El otro día, una amiga me decía que escribiera sobre algo positivo que hubiera traído el covid-19. Empiezo a sentir que a la gente le cansa la realidad y se encierra en sus pequeñas burbujas asequibles. Yo no le encuentro nada positivo a esto, le respondí. Al principio, a lo mejor, también hice como que aquí no pasaba nada y horneé un bizcocho y toqué la guitarra. Ya no. Me muero por cosas pequeñas como darnos un abrazo largo. Por acurrucarme tranquilamente en el pecho de un desconocido sin pensar en su historial médico. Por hacer una comida en mi casa, equivocarme de vaso y partir con las manos el pan. De qué quieres que escriba, le respondí, ¿de que hay menos tráfico en las carreteras?. Y así coincidí con la serie: ahora hay menos ruido, dicen a una niña a la que intentan explicar el pasado, ya no hay atascos. El medio ambiente ha notado la retirada de los humanos. Pero el mar nos escupe ya las mascarillas.
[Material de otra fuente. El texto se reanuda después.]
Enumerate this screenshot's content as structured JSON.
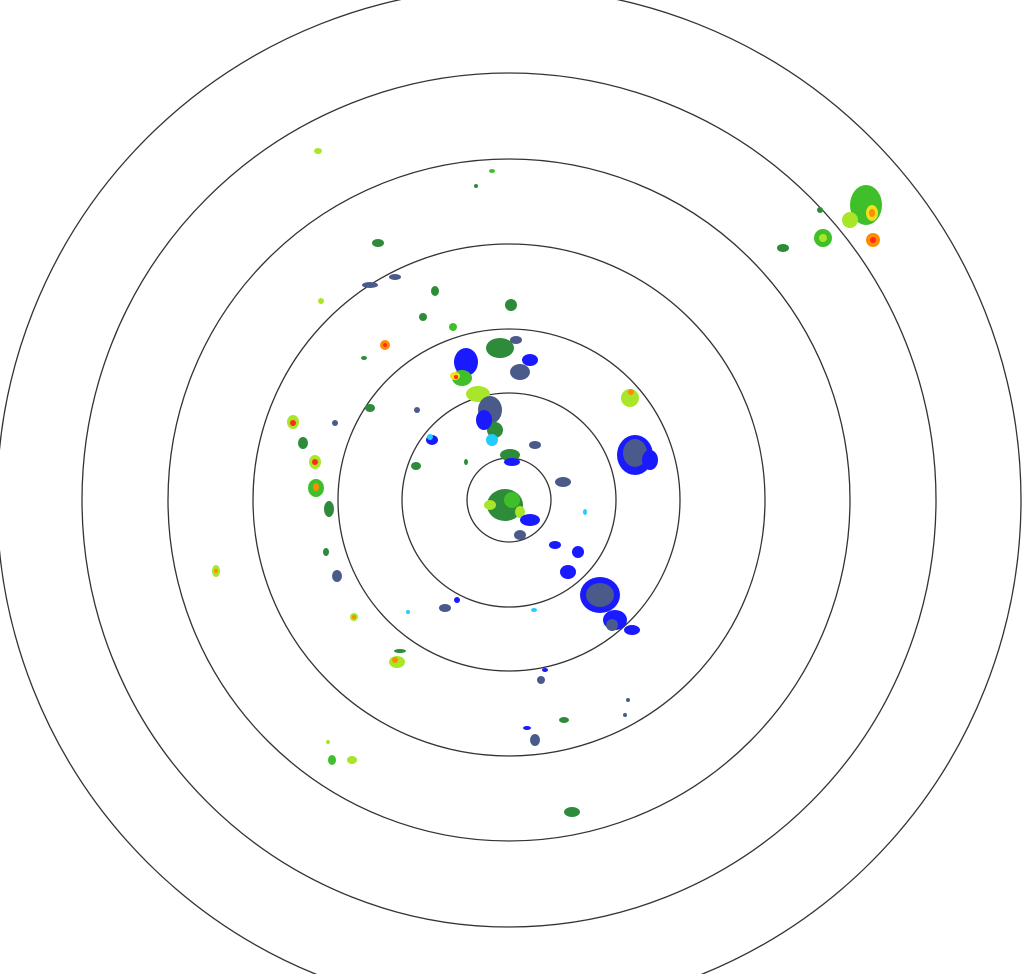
{
  "radar": {
    "ring_count": 7,
    "ring_color": "#333333",
    "background": "#ffffff",
    "echo_colors": {
      "light_blue": "#22ccff",
      "blue": "#1a1aff",
      "slate": "#4a5a8a",
      "dark_green": "#2e8b3a",
      "green": "#3fbf2a",
      "yellow_green": "#a8e62a",
      "yellow": "#f0e020",
      "orange": "#ff8c00",
      "red": "#ff2a1a"
    },
    "center_icon": "radar-site-icon"
  }
}
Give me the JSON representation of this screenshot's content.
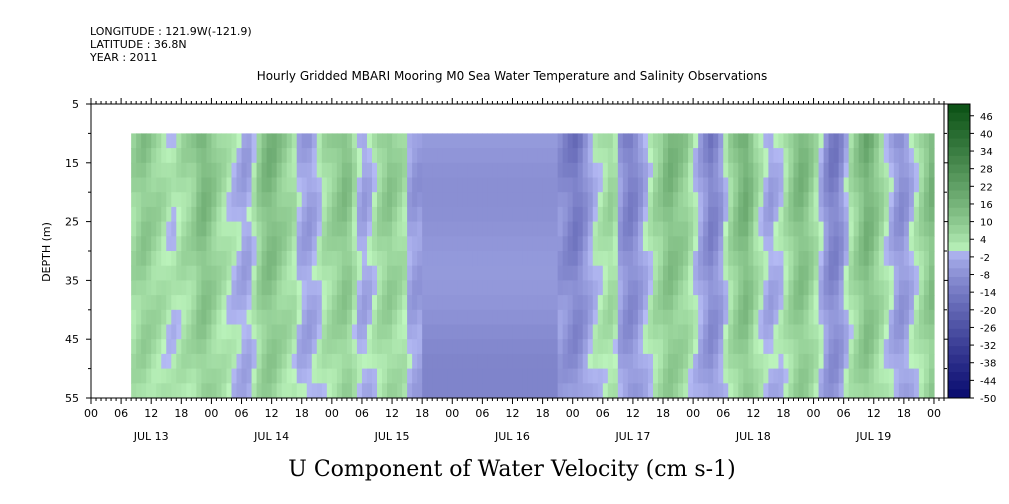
{
  "header": {
    "longitude": "LONGITUDE : 121.9W(-121.9)",
    "latitude": "LATITUDE : 36.8N",
    "year": "YEAR : 2011"
  },
  "chart_data": {
    "type": "heatmap",
    "title": "Hourly Gridded MBARI Mooring M0 Sea Water Temperature and Salinity Observations",
    "xlabel": "",
    "ylabel": "DEPTH (m)",
    "bottom_label": "U Component of Water Velocity (cm s-1)",
    "y_ticks": [
      5,
      15,
      25,
      35,
      45,
      55
    ],
    "ylim": [
      5,
      55
    ],
    "y_inverted": true,
    "data_depth_range": [
      10,
      55
    ],
    "hour_ticks": [
      "00",
      "06",
      "12",
      "18",
      "00",
      "06",
      "12",
      "18",
      "00",
      "06",
      "12",
      "18",
      "00",
      "06",
      "12",
      "18",
      "00",
      "06",
      "12",
      "18",
      "00",
      "06",
      "12",
      "18",
      "00",
      "06",
      "12",
      "18",
      "00"
    ],
    "day_labels": [
      "JUL 13",
      "JUL 14",
      "JUL 15",
      "JUL 16",
      "JUL 17",
      "JUL 18",
      "JUL 19"
    ],
    "x_range_hours": [
      0,
      170
    ],
    "data_start_hour": 8,
    "colorbar": {
      "labels": [
        "46",
        "40",
        "34",
        "28",
        "22",
        "16",
        "10",
        "4",
        "-2",
        "-8",
        "-14",
        "-20",
        "-26",
        "-32",
        "-38",
        "-44",
        "-50"
      ],
      "min": -50,
      "max": 50,
      "step": 3
    },
    "series_profile": {
      "description_units": "cm s-1",
      "hourly_mean_u": [
        6,
        8,
        10,
        9,
        7,
        6,
        4,
        2,
        1,
        3,
        5,
        6,
        8,
        12,
        14,
        12,
        9,
        6,
        4,
        2,
        0,
        -2,
        -4,
        -3,
        2,
        8,
        12,
        14,
        13,
        10,
        8,
        6,
        4,
        -2,
        -4,
        -5,
        -3,
        0,
        4,
        6,
        8,
        10,
        12,
        10,
        4,
        -2,
        -4,
        -2,
        2,
        6,
        8,
        10,
        8,
        6,
        4,
        -4,
        -6,
        -6,
        -6,
        -6,
        -6,
        -6,
        -6,
        -6,
        -6,
        -6,
        -6,
        -6,
        -6,
        -6,
        -6,
        -6,
        -6,
        -6,
        -6,
        -6,
        -6,
        -6,
        -6,
        -6,
        -6,
        -6,
        -6,
        -6,
        -6,
        -8,
        -10,
        -12,
        -14,
        -12,
        -8,
        -4,
        0,
        2,
        4,
        6,
        4,
        -6,
        -10,
        -12,
        -10,
        -6,
        -2,
        2,
        6,
        8,
        12,
        14,
        12,
        10,
        8,
        4,
        0,
        -4,
        -8,
        -12,
        -10,
        -6,
        0,
        6,
        10,
        14,
        16,
        12,
        6,
        2,
        -2,
        -4,
        -2,
        0,
        4,
        8,
        12,
        14,
        12,
        8,
        4,
        -2,
        -8,
        -12,
        -12,
        -8,
        -2,
        4,
        8,
        12,
        16,
        14,
        10,
        6,
        2,
        -2,
        -6,
        -8,
        -6,
        -2,
        2,
        6,
        10,
        14
      ]
    }
  }
}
Hemos aprendido a fuerza de 2020 lo que es una distopía: la representación ficticia de una sociedad futura de características negativas causantes de esa alienación. De Aldous Huxley y su mundo feliz seguro y libre de enfermedades pero inaceptable, a El cuento de la criada, de Margaret Atwood, donde tras el caos medioambiental, se levanta un Estado totalitario, teocrático y fundamentalista.

Debemos cuidar aquello que vamos entregando a cambio de la supuesta seguridad. Creíamos que el trueque consistiría en que nos iban a geolocalizar, a pedir nuestros movimientos y contactos a través del teléfono. Pero eso ya estaba. Si alguien me hubiera enseñado hace un año imágenes como las que tuvieron lugar en Vallecas la semana pasada, habría pensado que son un montaje. ¿Cómo iba a explicarse que la policía iba a pegar a los ciudadanos de algunos barrios de Madrid delimitados para controlar que nadie pueda salir o entrar de ellos excepto para ir a trabajar porque hay un virus nuevo? No, no lo habría creído. No perdamos de vista el horizonte anterior.
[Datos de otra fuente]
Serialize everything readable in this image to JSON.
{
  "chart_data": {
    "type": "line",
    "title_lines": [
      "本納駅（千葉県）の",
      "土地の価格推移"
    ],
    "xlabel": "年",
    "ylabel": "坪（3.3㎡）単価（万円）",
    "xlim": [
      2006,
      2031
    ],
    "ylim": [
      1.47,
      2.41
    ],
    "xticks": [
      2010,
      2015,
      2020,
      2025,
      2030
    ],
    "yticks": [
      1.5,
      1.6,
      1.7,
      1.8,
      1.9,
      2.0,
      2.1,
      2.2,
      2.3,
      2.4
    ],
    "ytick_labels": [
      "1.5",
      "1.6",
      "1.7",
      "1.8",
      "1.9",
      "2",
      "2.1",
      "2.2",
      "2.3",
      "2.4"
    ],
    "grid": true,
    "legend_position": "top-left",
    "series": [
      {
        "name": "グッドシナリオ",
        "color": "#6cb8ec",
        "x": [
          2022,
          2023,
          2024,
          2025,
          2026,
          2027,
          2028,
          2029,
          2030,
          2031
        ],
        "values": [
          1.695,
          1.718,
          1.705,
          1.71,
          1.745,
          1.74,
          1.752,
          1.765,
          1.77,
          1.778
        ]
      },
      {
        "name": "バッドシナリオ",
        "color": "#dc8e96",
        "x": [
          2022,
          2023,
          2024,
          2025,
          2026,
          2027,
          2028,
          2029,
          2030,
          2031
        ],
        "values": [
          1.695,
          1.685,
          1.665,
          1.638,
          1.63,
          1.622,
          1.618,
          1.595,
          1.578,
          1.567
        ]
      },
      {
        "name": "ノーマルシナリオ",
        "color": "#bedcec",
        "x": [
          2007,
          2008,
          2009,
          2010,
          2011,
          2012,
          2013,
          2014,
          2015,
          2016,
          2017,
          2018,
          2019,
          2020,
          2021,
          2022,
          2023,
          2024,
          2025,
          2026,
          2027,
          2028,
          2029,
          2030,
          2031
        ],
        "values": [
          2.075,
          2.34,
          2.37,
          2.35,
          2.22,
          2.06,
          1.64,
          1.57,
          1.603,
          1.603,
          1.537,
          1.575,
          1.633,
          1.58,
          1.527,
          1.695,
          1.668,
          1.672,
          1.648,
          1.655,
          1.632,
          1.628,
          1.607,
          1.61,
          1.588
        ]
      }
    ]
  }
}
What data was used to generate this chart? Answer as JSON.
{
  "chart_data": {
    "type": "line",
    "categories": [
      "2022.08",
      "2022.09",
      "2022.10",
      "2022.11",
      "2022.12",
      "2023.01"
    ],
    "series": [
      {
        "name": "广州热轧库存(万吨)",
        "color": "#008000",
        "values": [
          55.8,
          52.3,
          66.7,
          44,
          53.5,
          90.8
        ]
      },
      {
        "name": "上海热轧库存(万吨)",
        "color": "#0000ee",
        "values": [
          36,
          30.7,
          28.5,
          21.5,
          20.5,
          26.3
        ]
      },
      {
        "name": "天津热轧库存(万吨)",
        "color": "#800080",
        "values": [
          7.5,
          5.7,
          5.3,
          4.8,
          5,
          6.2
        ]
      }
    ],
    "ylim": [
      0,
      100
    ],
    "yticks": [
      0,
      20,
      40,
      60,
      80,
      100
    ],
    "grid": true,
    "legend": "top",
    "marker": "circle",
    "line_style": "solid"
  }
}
¿Qué hubiera pensado si alguien me dice que en ruedas de prensa simultáneas y televisadas unos políticos no iban a ponerse de acuerdo en cómo salvarnos del contagio? ¿No les asombra todavía ver esas carpas en la puerta de los ambulatorios, las colas de gente, a los sanitarios con esos trajes galácticos de protección? ¿Cómo se nos explicaría que se prohíba hablar a los sanitarios y profesores con los medios de comunicación para así generar un relato ficticio y sesgado políticamente de lo que sucede?
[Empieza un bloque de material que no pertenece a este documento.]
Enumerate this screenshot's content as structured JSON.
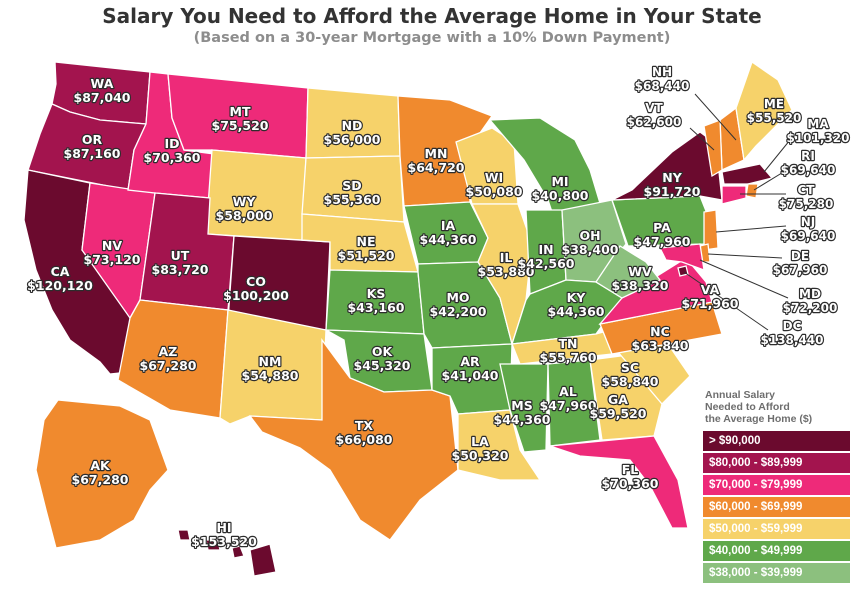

Isabel Díaz Ayuso, te la recomiendo, cuando llegues a casa, si a lo mejor yo me equivoco sobre ti y en realidad no consigues dormir y das vueltas insomne porque te preocupa la seguridad de millones de personas que viven en la región que tú presides, ponte un capítulo de La valla. Y mira tu Real Casa de Correos sin banderas, negra y vacía, sin su estado socioeconómico alrededor. La diatriba no es economía o salud. Dejó de serlo hace tiempo. A veces, las ficciones nos explican mejor la vida que la vida. Y su posible futuro.